Uncertainty over the financial viability of the Zion license stewardship project soured several serious offers from entities that expressed serious interest in buying EnergySolutions over the last two years, according to the proxy statement the company filed with the Securities and Exchange Commission Feb. 8. The proxy statement details EnergySolutions’ pursuit since February 2011 for a buyer for the either the entire company or the UK and European segment, the government segment, or the Zion license stewardship project. EnergySolutions entertained serious offers for as much as $9 per share for the entire company, but of the two dozen entities expressing serious interest at least three deals were offered and then rescinded with the entities specifically citing Zion as a chief concern. At least five other entities involved in discussion for purchase or possible partnering with Zion also declined.

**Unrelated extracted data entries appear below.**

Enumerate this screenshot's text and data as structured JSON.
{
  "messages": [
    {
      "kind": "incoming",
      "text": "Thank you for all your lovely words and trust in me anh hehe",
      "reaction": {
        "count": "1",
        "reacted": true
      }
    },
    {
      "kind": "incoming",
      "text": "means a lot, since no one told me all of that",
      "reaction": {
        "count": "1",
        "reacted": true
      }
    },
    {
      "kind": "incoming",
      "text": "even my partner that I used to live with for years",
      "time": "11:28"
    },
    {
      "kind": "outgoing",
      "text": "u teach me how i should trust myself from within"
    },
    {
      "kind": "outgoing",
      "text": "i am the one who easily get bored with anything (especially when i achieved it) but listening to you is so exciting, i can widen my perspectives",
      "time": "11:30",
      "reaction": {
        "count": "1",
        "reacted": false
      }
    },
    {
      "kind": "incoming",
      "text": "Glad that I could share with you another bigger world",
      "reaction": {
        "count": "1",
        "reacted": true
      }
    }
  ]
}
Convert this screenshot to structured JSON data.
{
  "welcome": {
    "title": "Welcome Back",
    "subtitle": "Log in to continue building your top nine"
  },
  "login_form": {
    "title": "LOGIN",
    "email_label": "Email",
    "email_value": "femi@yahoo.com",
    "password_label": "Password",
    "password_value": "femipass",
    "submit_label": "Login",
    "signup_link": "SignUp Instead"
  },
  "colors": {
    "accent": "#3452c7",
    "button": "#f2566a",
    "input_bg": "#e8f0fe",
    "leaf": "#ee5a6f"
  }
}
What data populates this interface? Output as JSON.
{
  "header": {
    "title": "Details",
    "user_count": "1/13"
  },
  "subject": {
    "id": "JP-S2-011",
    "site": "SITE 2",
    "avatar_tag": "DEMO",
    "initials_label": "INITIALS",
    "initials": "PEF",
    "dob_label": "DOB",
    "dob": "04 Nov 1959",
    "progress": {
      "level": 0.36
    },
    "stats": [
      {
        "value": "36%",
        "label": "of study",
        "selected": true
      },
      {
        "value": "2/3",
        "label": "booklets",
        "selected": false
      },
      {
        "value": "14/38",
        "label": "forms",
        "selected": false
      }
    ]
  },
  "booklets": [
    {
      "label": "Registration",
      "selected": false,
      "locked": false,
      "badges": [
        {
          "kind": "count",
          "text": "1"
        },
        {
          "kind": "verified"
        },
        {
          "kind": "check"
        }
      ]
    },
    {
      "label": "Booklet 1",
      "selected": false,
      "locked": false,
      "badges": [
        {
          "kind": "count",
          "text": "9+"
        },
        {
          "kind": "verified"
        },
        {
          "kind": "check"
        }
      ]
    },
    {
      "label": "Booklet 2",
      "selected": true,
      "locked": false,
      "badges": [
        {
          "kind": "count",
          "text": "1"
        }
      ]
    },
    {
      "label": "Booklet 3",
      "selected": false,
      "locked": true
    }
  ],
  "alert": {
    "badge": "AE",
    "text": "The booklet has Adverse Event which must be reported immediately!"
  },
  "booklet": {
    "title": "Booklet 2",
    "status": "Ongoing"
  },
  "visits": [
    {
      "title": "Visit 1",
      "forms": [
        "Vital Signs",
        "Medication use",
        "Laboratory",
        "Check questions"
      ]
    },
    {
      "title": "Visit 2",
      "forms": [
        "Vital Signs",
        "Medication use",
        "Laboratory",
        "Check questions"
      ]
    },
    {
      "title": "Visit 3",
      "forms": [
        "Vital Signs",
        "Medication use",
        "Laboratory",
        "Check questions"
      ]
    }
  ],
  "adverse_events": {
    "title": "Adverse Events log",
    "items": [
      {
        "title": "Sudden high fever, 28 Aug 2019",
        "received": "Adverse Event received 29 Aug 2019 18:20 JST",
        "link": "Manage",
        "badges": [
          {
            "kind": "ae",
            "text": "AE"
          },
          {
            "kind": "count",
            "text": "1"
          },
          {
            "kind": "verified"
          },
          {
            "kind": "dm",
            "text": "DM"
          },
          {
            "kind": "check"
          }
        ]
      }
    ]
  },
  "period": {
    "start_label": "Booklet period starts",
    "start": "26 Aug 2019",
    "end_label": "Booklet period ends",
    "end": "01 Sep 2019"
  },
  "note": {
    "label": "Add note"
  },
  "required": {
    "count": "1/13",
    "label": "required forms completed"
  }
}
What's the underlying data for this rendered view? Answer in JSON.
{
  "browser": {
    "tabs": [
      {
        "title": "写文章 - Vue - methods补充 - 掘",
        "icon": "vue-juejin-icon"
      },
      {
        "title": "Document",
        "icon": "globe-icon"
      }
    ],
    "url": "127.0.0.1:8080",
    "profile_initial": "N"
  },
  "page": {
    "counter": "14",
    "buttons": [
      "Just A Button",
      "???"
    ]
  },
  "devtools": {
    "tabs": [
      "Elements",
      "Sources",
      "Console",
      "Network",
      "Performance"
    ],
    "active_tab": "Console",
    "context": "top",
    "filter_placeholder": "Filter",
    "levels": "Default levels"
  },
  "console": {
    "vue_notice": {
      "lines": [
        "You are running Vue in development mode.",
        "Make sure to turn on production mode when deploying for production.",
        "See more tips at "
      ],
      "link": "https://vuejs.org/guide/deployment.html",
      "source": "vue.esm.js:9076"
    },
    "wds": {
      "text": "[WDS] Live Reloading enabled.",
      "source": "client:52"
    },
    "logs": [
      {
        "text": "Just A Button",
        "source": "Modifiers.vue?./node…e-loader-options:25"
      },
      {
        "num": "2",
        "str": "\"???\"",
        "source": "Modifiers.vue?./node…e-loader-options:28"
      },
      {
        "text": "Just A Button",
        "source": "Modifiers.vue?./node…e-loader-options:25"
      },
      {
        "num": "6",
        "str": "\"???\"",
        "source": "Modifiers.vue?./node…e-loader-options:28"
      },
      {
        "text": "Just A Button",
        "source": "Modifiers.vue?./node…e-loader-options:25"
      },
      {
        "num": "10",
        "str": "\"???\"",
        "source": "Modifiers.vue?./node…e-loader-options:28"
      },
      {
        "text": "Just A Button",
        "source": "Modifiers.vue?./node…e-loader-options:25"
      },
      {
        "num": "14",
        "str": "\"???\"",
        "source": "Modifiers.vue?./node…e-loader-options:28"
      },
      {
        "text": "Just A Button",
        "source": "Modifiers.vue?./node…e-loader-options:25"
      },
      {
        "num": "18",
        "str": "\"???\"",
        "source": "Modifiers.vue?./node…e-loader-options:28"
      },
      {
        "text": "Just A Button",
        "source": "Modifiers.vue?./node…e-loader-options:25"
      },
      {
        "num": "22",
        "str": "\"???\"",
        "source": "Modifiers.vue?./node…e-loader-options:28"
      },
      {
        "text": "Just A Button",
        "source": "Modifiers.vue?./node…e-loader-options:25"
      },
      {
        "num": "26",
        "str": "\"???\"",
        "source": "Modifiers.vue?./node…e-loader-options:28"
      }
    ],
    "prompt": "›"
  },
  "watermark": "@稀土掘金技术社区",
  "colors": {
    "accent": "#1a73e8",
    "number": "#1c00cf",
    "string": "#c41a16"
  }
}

Even Energy Capital Partners, which is now months away from finalizing purchase of EnergySolutions, expressed serious concern at one point with the financial outlook of the Zion plant, including "operating costs, potential overruns and the amount of money in the nuclear decommissioning trusts associated with the Zion project," according to the proxy. After more than a year of fielding offers, in May 2012 EnergySolutions held a board meeting and in discussions noted that "many of the bidders expressed concerns about the potential liabilities and risks associated with the Zion project, and following diligence on Zion had withdrawn from the process." A month later, then-CEO Val Christensen was ousted and replaced by board member David Lockwood and the company announced it was reducing fiscal year 2012 guidance from a range of $150 million to $160 million down to a range of $130 million to $140 million, and expressed their understanding of and expectation for future profit margins at the Zion project.
After six more months of unsuccessful negotiations, EnergySolutions’ board agreed to allow ECP an exclusivity agreement. ECP had determined that valuing EnergySolutions at between $3.50 and $4.00 per share, "assuming that the Zion project would break even," was an agreeable offer. The proxy statement, released Feb. 8 after the 30-day "go shop" period for EnergySolutions to seek alternative offers expired Feb. 7, is intended to convince the company’s shareholders to vote for the acquisition offer. A special meeting will be held in Palo Alto, Calif. on April 5 at 9:00 a.m. PT to determine whether a majority of shareholders approve of the deal.